Pappas explained that she hopes to utilize her minor by working with the youths to educate them on all aspects of addiction and to possibly steer them away from a life of alcohol or drug-related dependency.
Hall stated that she too wants to help today’s youth–but more specifically, today’s children.
“Given the opportunity to work with a child who comes from a background of having alcoholic parents would be a great way to make an impact on someone’s life before it’s too late,” Hall explained.
“It would be pretty amazing to make a difference in someone’s life while they’re young, and possibly prevent them from making the same mistakes that they watched their parents make,” Hall added.
Robinson expressed enthusiasm for Children of Alcoholics Awareness Week as she views the issue as one that is often overlooked.
“I think a big problem is when children or young adults don’t know where to turn for help,” Robinson said.

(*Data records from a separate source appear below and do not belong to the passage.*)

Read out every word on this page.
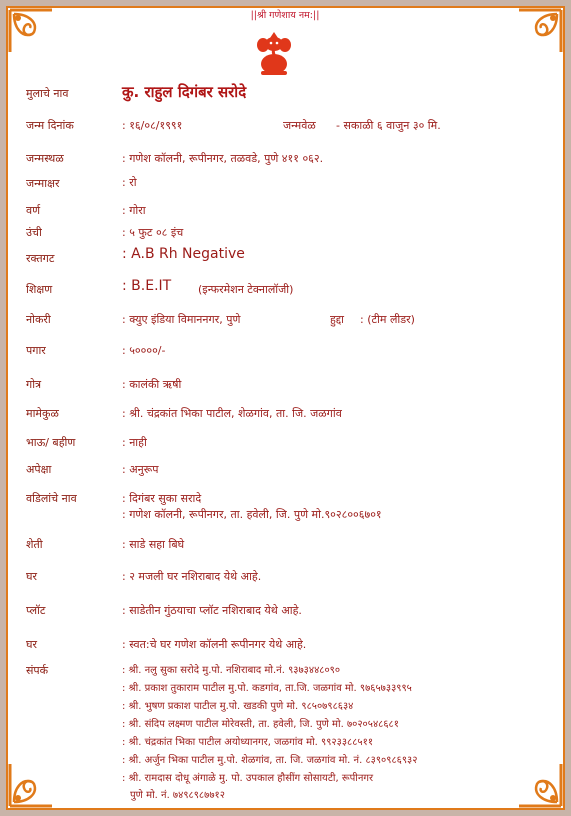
||श्री गणेशाय नम:||
मुलाचे नाव	कु. राहुल दिगंबर सरोदे
जन्म दिनांक	: १६/०८/१९९१	जन्मवेळ - सकाळी ६ वाजुन ३० मि.
जन्मस्थळ	: गणेश कॉलनी, रूपीनगर, तळवडे, पुणे ४११ ०६२.
जन्माक्षर	: रो
वर्ण	: गोरा
उंची	: ५ फुट ०८ इंच
रक्तगट	: A.B Rh Negative
शिक्षण	: B.E.IT (इन्फरमेशन टेक्नालॉजी)
नोकरी	: क्युए इंडिया विमाननगर, पुणे	हुद्दा : (टीम लीडर)
पगार	: ५००००/-
गोत्र	: कालंकी ऋषी
मामेकुळ	: श्री. चंद्रकांत भिका पाटील, शेळगांव, ता. जि. जळगांव
भाऊ/ बहीण	: नाही
अपेक्षा	: अनुरूप
वडिलांचे नाव	: दिगंबर सुका सरादे
: गणेश कॉलनी, रूपीनगर, ता. हवेली, जि. पुणे मो.९०२८००६७०१
शेती	: साडे सहा बिघे
घर	: २ मजली घर नशिराबाद येथे आहे.
प्लॉट	: साडेतीन गुंठयाचा प्लॉट नशिराबाद येथे आहे.
घर	: स्वत:चे घर गणेश कॉलनी रूपीनगर येथे आहे.
संपर्क	: श्री. नलु सुका सरोदे मु.पो. नशिराबाद मो.नं. ९३७३४४८०९०
: श्री. प्रकाश तुकाराम पाटील मु.पो. कडगांव, ता.जि. जळगांव मो. ९७६५७३३९९५
: श्री. भुषण प्रकाश पाटील मु.पो. खडकी पुणे मो. ९८५०७९८६३४
: श्री. संदिप लक्ष्मण पाटील मोरेवस्ती, ता. हवेली, जि. पुणे मो. ७०२०५४८६८१
: श्री. चंद्रकांत भिका पाटील अयोध्यानगर, जळगांव मो. ९९२३३८८५११
: श्री. अर्जुन भिका पाटील मु.पो. शेळगांव, ता. जि. जळगांव मो. नं. ८३९०९८६९३२
: श्री. रामदास दोधू अंगाळे मु. पो. उपकाल हौसींग सोसायटी, रूपीनगर
पुणे मो. नं. ७४९८९८७७१२
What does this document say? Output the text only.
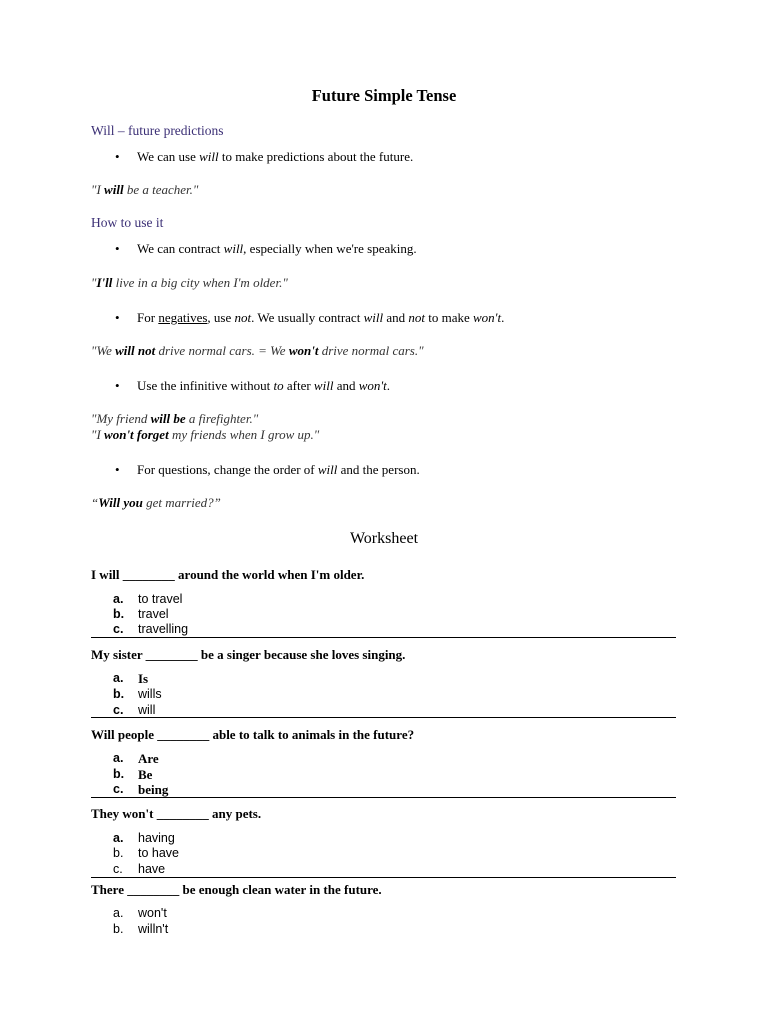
Future Simple Tense
Will – future predictions
• We can use will to make predictions about the future.
"I will be a teacher."
How to use it
• We can contract will, especially when we're speaking.
"I'll live in a big city when I'm older."
• For negatives, use not. We usually contract will and not to make won't.
"We will not drive normal cars. = We won't drive normal cars."
• Use the infinitive without to after will and won't.
"My friend will be a firefighter."
"I won't forget my friends when I grow up."
• For questions, change the order of will and the person.
“Will you get married?”
Worksheet
I will ________ around the world when I'm older.
a. to travel
b. travel
c. travelling
My sister ________ be a singer because she loves singing.
a. Is
b. wills
c. will
Will people ________ able to talk to animals in the future?
a. Are
b. Be
c. being
They won't ________ any pets.
a. having
b. to have
c. have
There ________ be enough clean water in the future.
a. won't
b. willn't
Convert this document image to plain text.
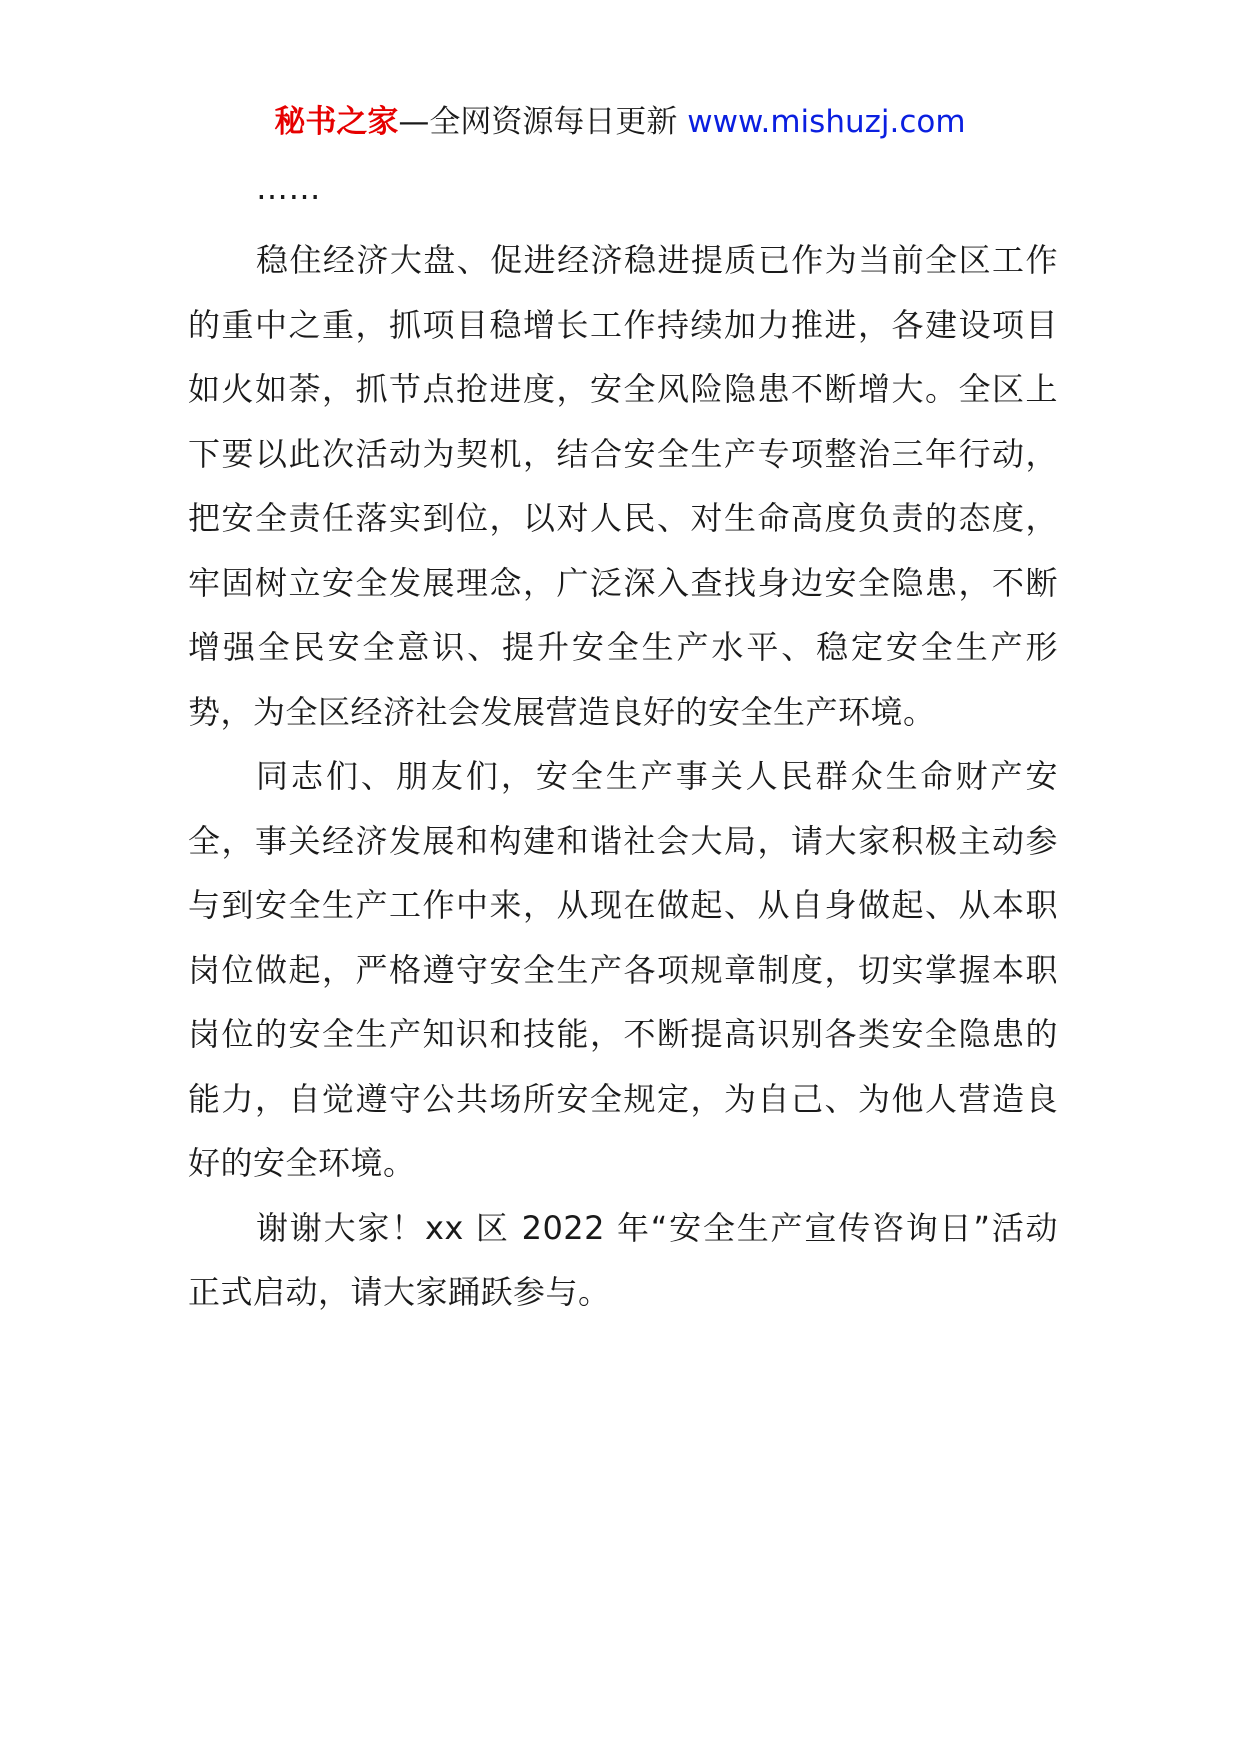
秘书之家—全网资源每日更新 www.mishuzj.com

……

稳住经济大盘、促进经济稳进提质已作为当前全区工作的重中之重，抓项目稳增长工作持续加力推进，各建设项目如火如荼，抓节点抢进度，安全风险隐患不断增大。全区上下要以此次活动为契机，结合安全生产专项整治三年行动，把安全责任落实到位，以对人民、对生命高度负责的态度，牢固树立安全发展理念，广泛深入查找身边安全隐患，不断增强全民安全意识、提升安全生产水平、稳定安全生产形势，为全区经济社会发展营造良好的安全生产环境。

同志们、朋友们，安全生产事关人民群众生命财产安全，事关经济发展和构建和谐社会大局，请大家积极主动参与到安全生产工作中来，从现在做起、从自身做起、从本职岗位做起，严格遵守安全生产各项规章制度，切实掌握本职岗位的安全生产知识和技能，不断提高识别各类安全隐患的能力，自觉遵守公共场所安全规定，为自己、为他人营造良好的安全环境。

谢谢大家！xx 区 2022 年“安全生产宣传咨询日”活动正式启动，请大家踊跃参与。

She also added that this particular awareness week allows children to realize they are not alone and have opportunities to reach out for help.
Hall added that a child that knows he/she is not the only one going through this type of situation and is willing to reach out for support is more likely to avoid addiction later down the line.
Hall explained, “Children of alcoholics don’t just have to struggle with the problems surrounding addiction for one week, but every week out of the year.”
“This is something that will be with them for the rest of their life and they deserve all the support they can get,” she said.